Ну а если нет, — тут его глаза блеснули здешним блеском и как бы немножко сузились, проницая, — тогда скажите по-вашему, что у вас нынче творится? И вы тут при чем? Мне отсюда кое-что и видно, и слышно (бывает, и унюхаешь тоже) — ну отсюда, с этой, как ее, с этой, прямо скажу, а-лалла-лалла-румба-каманда-линд-ор-буруме. Уж не взыщите: это малая часть нашего названья, а я позабыл, как ее называют на других языках, — словом, где мы сейчас, где я стою погожими утрами, думаю, как греет солнце, как растет трава вокруг леса, про лошадей думаю, про облака и про то, как происходит жизнь. Ну так как же? При чем тут Гэндальф? Или эти — бурарум, — точно лопнула контрабасная струна, — эти орки, что ли, и молодой Саруман в Изенгарде? Новости я люблю. Только без всякой спешки.
— Большие дела творятся, — сказал Мерри, — И как ни крути, а долгонько придется нам тебе о них докладывать. Ты вот нас просишь не спешить — так что, может, и правда спешить не будем? Не сочти за грубость, только надо бы тебя сперва спросить, как думаешь с нами обойтись, на чьей ты вообще-то стороне? Ты что, знаешь Гэндальфа?
— А как же, знаю, конечно: вот это маг так маг — один, который по-настоящему о деревьях заботится. А вы его тоже знаете?
— Очень даже знали, — печально выговорил Пин. — Он и друг наш был, и вожатый.
— Тогда отвечу и на другие ваши вопросы, — сказал Древень. — «Обходиться» я с вами никак не собираюсь: обижать вас, что ли? Нет, зачем же. Может, у нас вместе с вами что-нибудь да получится. А насчет «сторон», простите, даже и в толк не возьму. У меня своя, ничья сторона: хорошо, коли нам с вами окажется по дороге. Да, а про Гэндальфа вы почему так говорили, будто его уж и в живых нет?
— Нет его в живых, — угрюмо сказал Пин. — Вроде бы и надо жить дальше, а Гэндальфа с нами уж нет.
— Ого-го, ничего себе, — сказал Древень. — Хум, хм, вот тебе и на. — Он примолк и поглядел на хоббитов. — Н-да, ну извините, не знаю, что и сказать. Дела, дела!
— Захочешь подробнее, мы тебе и подробнее расскажем, — пообещал Мерри. — Только это много времени займет. Ты опусти-ка нас на землю, а? Посидим, погреемся на солнышке, пока оно не спряталось. Устал, поди, держать-то нас.
— Хм, устал, говоришь? Нет, я не устал. Со мной такого почти что не бывает. И сидеть я не охотник. Я, как бы сказать, сгибаться не люблю. Но солнце и правда норовит спрятаться. Давайте-ка уйдем с этой — как вы ее называете?
— С горы, что ли? — предположил Пин.
— С уступа, с лестницы? — не отстал Мерри.
Древень медленно и задумчиво взвесил предложенные слова.
— Ну да, с горы.

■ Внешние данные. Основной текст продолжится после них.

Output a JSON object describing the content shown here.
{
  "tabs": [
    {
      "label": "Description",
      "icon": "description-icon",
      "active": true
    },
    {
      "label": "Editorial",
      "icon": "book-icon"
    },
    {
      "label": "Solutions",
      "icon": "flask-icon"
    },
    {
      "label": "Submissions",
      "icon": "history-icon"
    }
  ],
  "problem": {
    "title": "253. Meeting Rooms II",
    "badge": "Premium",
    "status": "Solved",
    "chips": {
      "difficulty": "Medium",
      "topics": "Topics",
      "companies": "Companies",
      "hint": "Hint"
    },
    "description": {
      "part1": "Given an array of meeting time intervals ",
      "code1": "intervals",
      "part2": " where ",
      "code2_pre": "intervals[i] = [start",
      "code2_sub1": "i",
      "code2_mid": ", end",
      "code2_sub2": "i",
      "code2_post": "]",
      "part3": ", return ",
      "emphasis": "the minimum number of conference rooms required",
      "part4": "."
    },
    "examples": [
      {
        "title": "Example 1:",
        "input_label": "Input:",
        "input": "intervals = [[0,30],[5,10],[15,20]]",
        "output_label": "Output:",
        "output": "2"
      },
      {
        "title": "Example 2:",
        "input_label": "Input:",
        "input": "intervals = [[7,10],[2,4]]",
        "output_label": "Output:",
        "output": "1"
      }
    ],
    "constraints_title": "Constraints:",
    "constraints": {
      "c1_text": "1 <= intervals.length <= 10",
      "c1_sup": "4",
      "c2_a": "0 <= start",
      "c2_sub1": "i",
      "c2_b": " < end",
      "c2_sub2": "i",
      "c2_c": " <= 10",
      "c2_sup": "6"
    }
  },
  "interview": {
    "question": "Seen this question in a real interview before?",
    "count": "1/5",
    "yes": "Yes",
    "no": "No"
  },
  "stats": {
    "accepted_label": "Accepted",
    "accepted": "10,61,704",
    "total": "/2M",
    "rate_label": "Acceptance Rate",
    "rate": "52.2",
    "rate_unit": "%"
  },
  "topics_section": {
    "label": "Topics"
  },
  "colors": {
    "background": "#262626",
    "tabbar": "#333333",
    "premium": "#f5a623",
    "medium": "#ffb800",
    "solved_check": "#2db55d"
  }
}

Вот-вот. Слово-то какое коротенькое, а она ведь здесь стоит спокон веков. Ну ладно, ежели вам так понятней. Тогда пошли, уйдем отсюда.
— Куда уйдем-то? — спросил Мерри.
— Ко мне домой, домов у меня хватает, — отвечал Древень.
— А далеко это?
— Вот уж не знаю. По-вашему, может, и далеко. А какая разница?
— Видишь ли, мы ведь чуть не нагишом остались, — извинился Мерри. — Еды и той почти что нет.